I've tried this in sympylive and on my own recent Anaconda iPython 'sympy version 0.7.4.1' with the same result:

m1,m2,r, F, G = symbols("m_1 m_2 r F_g G")
G = Float("6.67e-8")
rhs = (G * m1 * m2/r**2)


eq = Eq(F, rhs)
print eq

s=solve(eq, m1)
print s

which gave the result:

F_g == 6.67e-8*m_1*m_2/r**2
[14992503.7481259*F_g*r**2/m_2]

I reran the program with a single change - changing e-8 to e-9

G = Float("6.67e-9")

which gave the result

F_g == 6.67e-9*m_1*m_2/r**2
[]

This happens consistently in equations with small python floats or sympy Floats.

I've noticed another report of basic algebra bugs in version 0.72, but see that people use it for calculus. Am I doing something really stupid, or is this a bug in sympy solver. If it is a bug, how do I work around it?

Answer 1

This looks like a bug. I haven't read through their source code thoroughly enough to say for sure, but I'd go ahead and report it and then use a workaround for now.

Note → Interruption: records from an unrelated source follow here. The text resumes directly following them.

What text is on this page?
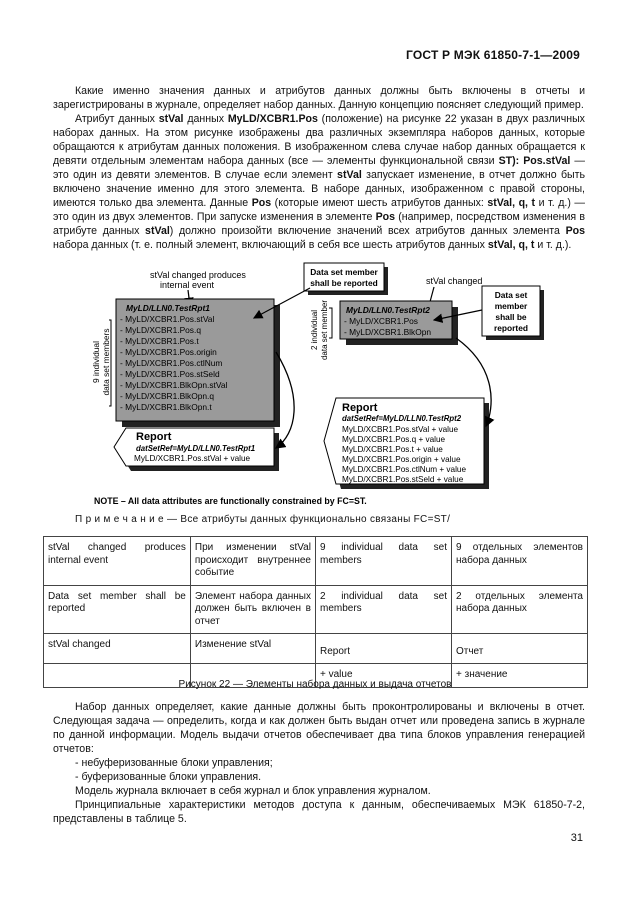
ГОСТ Р МЭК 61850-7-1—2009

Какие именно значения данных и атрибутов данных должны быть включены в отчеты и зарегистрированы в журнале, определяет набор данных. Данную концепцию поясняет следующий пример.

Атрибут данных stVal данных MyLD/XCBR1.Pos (положение) на рисунке 22 указан в двух различных наборах данных. На этом рисунке изображены два различных экземпляра наборов данных, которые обращаются к атрибутам данных положения. В изображенном слева случае набор данных обращается к девяти отдельным элементам набора данных (все — элементы функциональной связи ST): Pos.stVal — это один из девяти элементов. В случае если элемент stVal запускает изменение, в отчет должно быть включено значение именно для этого элемента. В наборе данных, изображенном с правой стороны, имеются только два элемента. Данные Pos (которые имеют шесть атрибутов данных: stVal, q, t и т. д.) — это один из двух элементов. При запуске изменения в элементе Pos (например, посредством изменения в атрибуте данных stVal) должно произойти включение значений всех атрибутов данных элемента Pos набора данных (т. е. полный элемент, включающий в себя все шесть атрибутов данных stVal, q, t и т. д.).

stVal changed produces
internal event
MyLD/LLN0.TestRpt1
- MyLD/XCBR1.Pos.stVal
- MyLD/XCBR1.Pos.q
- MyLD/XCBR1.Pos.t
- MyLD/XCBR1.Pos.origin
- MyLD/XCBR1.Pos.ctlNum
- MyLD/XCBR1.Pos.stSeld
- MyLD/XCBR1.BlkOpn.stVal
- MyLD/XCBR1.BlkOpn.q
- MyLD/XCBR1.BlkOpn.t
9 individual data set members
Data set member
shall be reported	stVal changed
MyLD/LLN0.TestRpt2
- MyLD/XCBR1.Pos
- MyLD/XCBR1.BlkOpn
2 individual data set member
Data set
member
shall be
reported
Report
datSetRef=MyLD/LLN0.TestRpt1
MyLD/XCBR1.Pos.stVal + value
Report
datSetRef=MyLD/LLN0.TestRpt2
MyLD/XCBR1.Pos.stVal + value
MyLD/XCBR1.Pos.q + value
MyLD/XCBR1.Pos.t + value
MyLD/XCBR1.Pos.origin + value
MyLD/XCBR1.Pos.ctlNum + value
MyLD/XCBR1.Pos.stSeld + value
NOTE – All data attributes are functionally constrained by FC=ST.
П р и м е ч а н и е — Все атрибуты данных функционально связаны FC=ST/
stVal changed produces internal event	При изменении stVal происходит внутреннее событие	9 individual data set members	9 отдельных элементов набора данных
Data set member shall be reported	Элемент набора данных должен быть включен в отчет	2 individual data set members	2 отдельных элемента набора данных
stVal changed	Изменение stVal	Report	Отчет
		+ value	+ значение
Рисунок 22 — Элементы набора данных и выдача отчетов

Набор данных определяет, какие данные должны быть проконтролированы и включены в отчет. Следующая задача — определить, когда и как должен быть выдан отчет или проведена запись в журнале по данной информации. Модель выдачи отчетов обеспечивает два типа блоков управления генерацией отчетов:

- небуферизованные блоки управления;

- буферизованные блоки управления.

Модель журнала включает в себя журнал и блок управления журналом.

Принципиальные характеристики методов доступа к данным, обеспечиваемых МЭК 61850-7-2, представлены в таблице 5.

31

There are some ways to address the problem. To start out, you could look at how SymPy is installed. I use the development version of SymPy and have gmpy installed as a backend for all the arbitrary precision arithmetic. On my system this problem shows up between 6.67E-32 and 6.67E-33 instead of 6.67E-8 and 6.67E-9. Getting the development release and switching the backend may help. On the other hand, that is just a guess about your system and how SymPy is configured. I could be entirely wrong.

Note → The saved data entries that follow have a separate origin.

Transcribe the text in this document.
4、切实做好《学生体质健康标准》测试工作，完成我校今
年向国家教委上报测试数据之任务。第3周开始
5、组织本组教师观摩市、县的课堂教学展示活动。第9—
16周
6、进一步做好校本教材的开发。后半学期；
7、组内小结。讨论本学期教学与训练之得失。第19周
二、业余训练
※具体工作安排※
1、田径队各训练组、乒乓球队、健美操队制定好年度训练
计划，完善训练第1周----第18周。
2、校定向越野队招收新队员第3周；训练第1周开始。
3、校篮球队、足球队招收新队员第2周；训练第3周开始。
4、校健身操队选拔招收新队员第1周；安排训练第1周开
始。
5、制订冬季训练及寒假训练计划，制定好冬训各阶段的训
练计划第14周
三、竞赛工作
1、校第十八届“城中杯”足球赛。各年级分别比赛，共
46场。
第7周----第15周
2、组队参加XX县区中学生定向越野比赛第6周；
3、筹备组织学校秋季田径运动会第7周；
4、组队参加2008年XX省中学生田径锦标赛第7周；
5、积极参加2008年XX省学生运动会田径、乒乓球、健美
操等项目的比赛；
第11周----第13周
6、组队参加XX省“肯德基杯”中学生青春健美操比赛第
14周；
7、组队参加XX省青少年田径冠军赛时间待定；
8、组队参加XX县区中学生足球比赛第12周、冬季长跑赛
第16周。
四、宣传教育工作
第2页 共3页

Changing the set up only partially avoids the error. Here is a modified version of your code that avoids this problem entirely:

import sympy as sy
m1, m2, r, F, G = sy.symbols("m_1, m_2, r, F_g, G")
rhs = (G * m1 * m2/r**2)
eq = sy.Eq(F, rhs)
print eq
s=sy.solve(eq, m1)
print s[0].subs(G, sy.Float("6.67E-10000000000000000000", 1000))

The only difference is that this code has SymPy do all the work with symbols and then substitutes the floating point number in at the end. This returns the correct answer on my machine in spite of the outrageous exponent. The second parameter used to instantiate the Float object is the precision. This shows the answer to 1000 digits of precision (though this approach works with the default precision as well).

Answer 2

Try using SymPy 0.7.5. This bug has been fixed in that version.

Answer 3

Try passing the flag rational=False to solve.